RCA Camden was a budget record label introduced by RCA Victor in the 1950s.
The label was named after Camden, New Jersey, original home to the Victor Talking Machine Company, later RCA Victor. It specialized in reissuing historic classical and popular recordings from the extensive RCA Victor catalog. The long play albums originally sold for $1.98 retail and consisted of strictly monaural recordings, often drawn from 78-rpm masters. The label also issued 45-rpm "extended play" (EP) records, including contemporary singers such as Snooky Lanson and Jack Haskell, at a suggested retail price of 79 cents.

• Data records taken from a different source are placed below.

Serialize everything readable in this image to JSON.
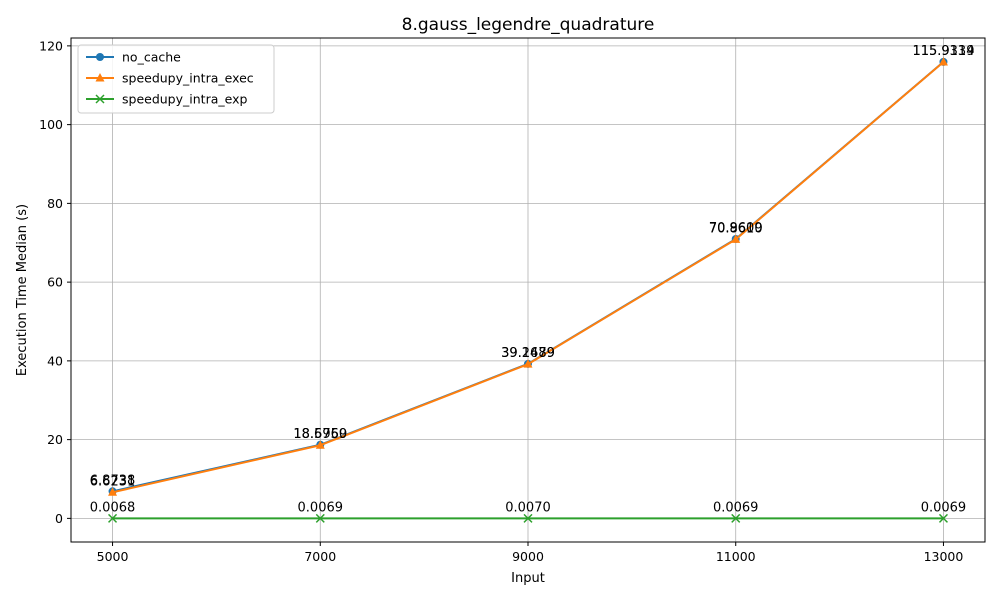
{
  "chart_data": {
    "type": "line",
    "title": "8.gauss_legendre_quadrature",
    "xlabel": "Input",
    "ylabel": "Execution Time Median (s)",
    "x": [
      5000,
      7000,
      9000,
      11000,
      13000
    ],
    "x_ticks": [
      5000,
      7000,
      9000,
      11000,
      13000
    ],
    "y_ticks": [
      0,
      20,
      40,
      60,
      80,
      100,
      120
    ],
    "xlim": [
      4600,
      13400
    ],
    "ylim": [
      -6,
      122
    ],
    "grid": true,
    "legend_position": "upper-left",
    "series": [
      {
        "name": "no_cache",
        "color": "#1f77b4",
        "marker": "circle",
        "values": [
          6.8738,
          18.696,
          39.2479,
          70.9609,
          115.9334
        ],
        "labels": [
          "6.8738",
          "18.6960",
          "39.2479",
          "70.9609",
          "115.9334"
        ]
      },
      {
        "name": "speedupy_intra_exec",
        "color": "#ff7f0e",
        "marker": "triangle",
        "values": [
          6.6231,
          18.5759,
          39.1689,
          70.861,
          115.9119
        ],
        "labels": [
          "6.6231",
          "18.5759",
          "39.1689",
          "70.8610",
          "115.9119"
        ]
      },
      {
        "name": "speedupy_intra_exp",
        "color": "#2ca02c",
        "marker": "x",
        "values": [
          0.0068,
          0.0069,
          0.007,
          0.0069,
          0.0069
        ],
        "labels": [
          "0.0068",
          "0.0069",
          "0.0070",
          "0.0069",
          "0.0069"
        ]
      }
    ]
  }
}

RCA Victor originally reissued its older classical symphonic recordings on the Camden label using the real names of the orchestras involved. But soon, to avoid competing with modern recordings by the same orchestras, they adopted a series of pseudonyms. Here is a partial listing of the real orchestras and their pseudonyms:
The RCA Victor Symphony Orchestra was a New York City "pick-up" orchestra drawn from members of the NBC Symphony Orchestra and the New York Philharmonic Orchestra. The New York City Symphony Orchestra, created by Leopold Stokowski in the 1940s, recorded for RCA Victor and some of its recordings were issued on Camden under the name "Sutton Symphony Orchestra," not to be confused with a British orchestra with the same name.
In the mid 1950s, RCA Camden began dabbling in rhythm & blues and, later, rock and roll releases, issuing, for example, an EP of such songs by "The Honey Dreamers". About 1958, Camden began releasing stereo albums and subsequently issued popular recordings by the Oslo Philharmonic Orchestra, The Living Strings and Living Voices.